Lisa Marie Bezzina

Personal information
- Born: 5 November 1979 (age 46)

Sport
- Country: Malta
- Sport: Long-distance running

Medal record
Women's long-distance running
Representing Malta
Games of the Small States of Europe
| Gold medal – first place | 2019 Budva | 5000 m |
| Gold medal – first place | 2019 Budva | 10,000 m |
| Silver medal – second place | 2011 Shaan | 5000 m |
| Silver medal – second place | 2011 Shaan | 10,000 m |

= Lisa Marie Bezzina =

Maltese long-distance runner (born 1979)

Lisa Marie Bezzina (born 5 November 1979) is a Maltese long-distance runner. She won the gold medal in both the women's 5000 metres and women's 10,000 metres events at the 2019 Games of the Small States of Europe held Budva, Montenegro.

== Career ==

In 2015, she competed in the women's 3000 metres event at the European Games held in Baku, Azerbaijan.

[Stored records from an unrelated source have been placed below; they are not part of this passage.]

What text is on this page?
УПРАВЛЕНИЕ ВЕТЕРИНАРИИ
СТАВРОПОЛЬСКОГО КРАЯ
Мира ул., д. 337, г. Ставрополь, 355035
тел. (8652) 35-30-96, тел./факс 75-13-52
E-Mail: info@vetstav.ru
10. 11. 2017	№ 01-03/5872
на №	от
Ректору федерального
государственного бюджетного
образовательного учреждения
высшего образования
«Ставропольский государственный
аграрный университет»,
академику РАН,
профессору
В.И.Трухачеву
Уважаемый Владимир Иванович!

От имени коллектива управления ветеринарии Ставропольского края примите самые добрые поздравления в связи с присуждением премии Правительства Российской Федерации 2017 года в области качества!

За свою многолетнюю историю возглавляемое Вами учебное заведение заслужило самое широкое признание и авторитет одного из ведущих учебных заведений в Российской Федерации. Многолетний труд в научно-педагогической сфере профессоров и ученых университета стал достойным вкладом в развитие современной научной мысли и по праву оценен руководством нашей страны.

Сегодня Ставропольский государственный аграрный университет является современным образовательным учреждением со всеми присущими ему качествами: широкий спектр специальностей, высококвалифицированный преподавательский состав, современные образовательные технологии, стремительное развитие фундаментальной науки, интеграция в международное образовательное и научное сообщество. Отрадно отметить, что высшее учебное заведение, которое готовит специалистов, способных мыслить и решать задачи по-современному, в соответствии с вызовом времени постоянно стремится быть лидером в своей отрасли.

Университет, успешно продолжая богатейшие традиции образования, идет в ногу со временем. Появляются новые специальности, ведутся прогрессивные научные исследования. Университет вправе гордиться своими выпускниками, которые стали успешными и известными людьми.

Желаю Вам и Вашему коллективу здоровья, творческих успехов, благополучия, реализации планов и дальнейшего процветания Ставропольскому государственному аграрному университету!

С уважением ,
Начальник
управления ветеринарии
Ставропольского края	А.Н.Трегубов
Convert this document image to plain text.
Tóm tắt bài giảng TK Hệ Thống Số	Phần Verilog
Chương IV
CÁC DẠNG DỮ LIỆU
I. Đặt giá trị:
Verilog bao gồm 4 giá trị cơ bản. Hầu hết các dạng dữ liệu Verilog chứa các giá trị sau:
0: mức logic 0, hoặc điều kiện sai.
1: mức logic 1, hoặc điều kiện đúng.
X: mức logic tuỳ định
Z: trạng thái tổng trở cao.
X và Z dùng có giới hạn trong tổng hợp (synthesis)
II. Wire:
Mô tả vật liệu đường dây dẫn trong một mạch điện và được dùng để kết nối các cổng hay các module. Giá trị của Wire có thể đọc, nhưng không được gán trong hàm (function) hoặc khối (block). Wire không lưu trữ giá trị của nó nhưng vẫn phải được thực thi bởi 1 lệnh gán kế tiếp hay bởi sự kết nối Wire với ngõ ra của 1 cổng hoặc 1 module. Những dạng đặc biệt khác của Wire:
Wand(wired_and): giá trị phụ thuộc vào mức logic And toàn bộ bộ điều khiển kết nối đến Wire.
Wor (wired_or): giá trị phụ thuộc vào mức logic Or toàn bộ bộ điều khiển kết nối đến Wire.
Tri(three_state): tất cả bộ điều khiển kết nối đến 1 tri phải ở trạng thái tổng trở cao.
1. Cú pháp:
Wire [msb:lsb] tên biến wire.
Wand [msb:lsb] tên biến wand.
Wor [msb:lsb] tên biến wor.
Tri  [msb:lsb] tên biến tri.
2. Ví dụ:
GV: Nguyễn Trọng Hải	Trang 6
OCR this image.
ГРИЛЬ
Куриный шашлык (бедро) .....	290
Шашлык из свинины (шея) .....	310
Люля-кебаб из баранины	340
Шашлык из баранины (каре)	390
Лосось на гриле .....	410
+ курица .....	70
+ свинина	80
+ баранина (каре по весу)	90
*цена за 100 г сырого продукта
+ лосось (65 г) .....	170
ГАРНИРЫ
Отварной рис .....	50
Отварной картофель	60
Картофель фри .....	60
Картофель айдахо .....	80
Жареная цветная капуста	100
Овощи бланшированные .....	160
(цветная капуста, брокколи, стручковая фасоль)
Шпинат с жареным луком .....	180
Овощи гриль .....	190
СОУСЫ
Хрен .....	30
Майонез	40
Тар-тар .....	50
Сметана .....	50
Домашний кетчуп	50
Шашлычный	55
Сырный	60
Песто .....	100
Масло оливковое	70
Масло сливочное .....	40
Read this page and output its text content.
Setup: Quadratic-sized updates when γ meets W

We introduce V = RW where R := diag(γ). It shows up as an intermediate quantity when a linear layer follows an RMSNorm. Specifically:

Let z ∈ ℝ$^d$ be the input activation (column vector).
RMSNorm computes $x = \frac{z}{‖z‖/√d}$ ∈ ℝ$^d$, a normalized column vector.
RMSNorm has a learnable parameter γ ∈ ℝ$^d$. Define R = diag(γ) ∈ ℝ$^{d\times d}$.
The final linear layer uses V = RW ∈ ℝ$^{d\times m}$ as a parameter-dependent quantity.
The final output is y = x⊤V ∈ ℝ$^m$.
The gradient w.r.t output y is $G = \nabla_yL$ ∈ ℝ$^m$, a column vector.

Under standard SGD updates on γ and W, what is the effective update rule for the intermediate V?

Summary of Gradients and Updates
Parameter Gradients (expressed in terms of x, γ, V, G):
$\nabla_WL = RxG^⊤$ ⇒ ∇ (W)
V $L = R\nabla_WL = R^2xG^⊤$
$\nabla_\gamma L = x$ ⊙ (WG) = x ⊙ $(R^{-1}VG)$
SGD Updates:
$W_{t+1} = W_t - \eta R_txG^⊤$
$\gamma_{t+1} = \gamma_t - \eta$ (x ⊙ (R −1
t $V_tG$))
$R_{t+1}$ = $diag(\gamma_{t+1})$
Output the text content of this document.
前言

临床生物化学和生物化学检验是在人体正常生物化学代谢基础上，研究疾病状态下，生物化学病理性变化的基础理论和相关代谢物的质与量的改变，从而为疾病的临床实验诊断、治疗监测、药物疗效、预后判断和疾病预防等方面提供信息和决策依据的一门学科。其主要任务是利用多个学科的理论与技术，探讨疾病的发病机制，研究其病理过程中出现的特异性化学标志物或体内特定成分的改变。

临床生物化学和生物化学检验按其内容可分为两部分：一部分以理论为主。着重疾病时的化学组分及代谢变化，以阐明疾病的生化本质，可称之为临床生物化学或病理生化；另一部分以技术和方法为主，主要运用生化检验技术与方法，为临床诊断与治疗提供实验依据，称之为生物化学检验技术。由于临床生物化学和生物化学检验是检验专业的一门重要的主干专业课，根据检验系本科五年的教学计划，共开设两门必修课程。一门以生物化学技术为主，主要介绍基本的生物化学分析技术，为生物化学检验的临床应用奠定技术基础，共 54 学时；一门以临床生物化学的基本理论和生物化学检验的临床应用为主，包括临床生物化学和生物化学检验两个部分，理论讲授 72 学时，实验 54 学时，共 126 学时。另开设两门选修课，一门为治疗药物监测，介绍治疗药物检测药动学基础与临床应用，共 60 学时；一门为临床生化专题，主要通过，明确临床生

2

In 2018, she competed in the women's half marathon at the 2018 IAAF World Half Marathon Championships held in Valencia, Spain. She also competed in the women's half marathon at the 2018 Mediterranean Games held in Tarragona, Spain. She finished in 9th place.

In 2019, she competed in the senior women's race at the 2019 IAAF World Cross Country Championships. She finished in 104th place.

In 2020, she competed in the women's half marathon at the World Athletics Half Marathon Championships held in Gdynia, Poland.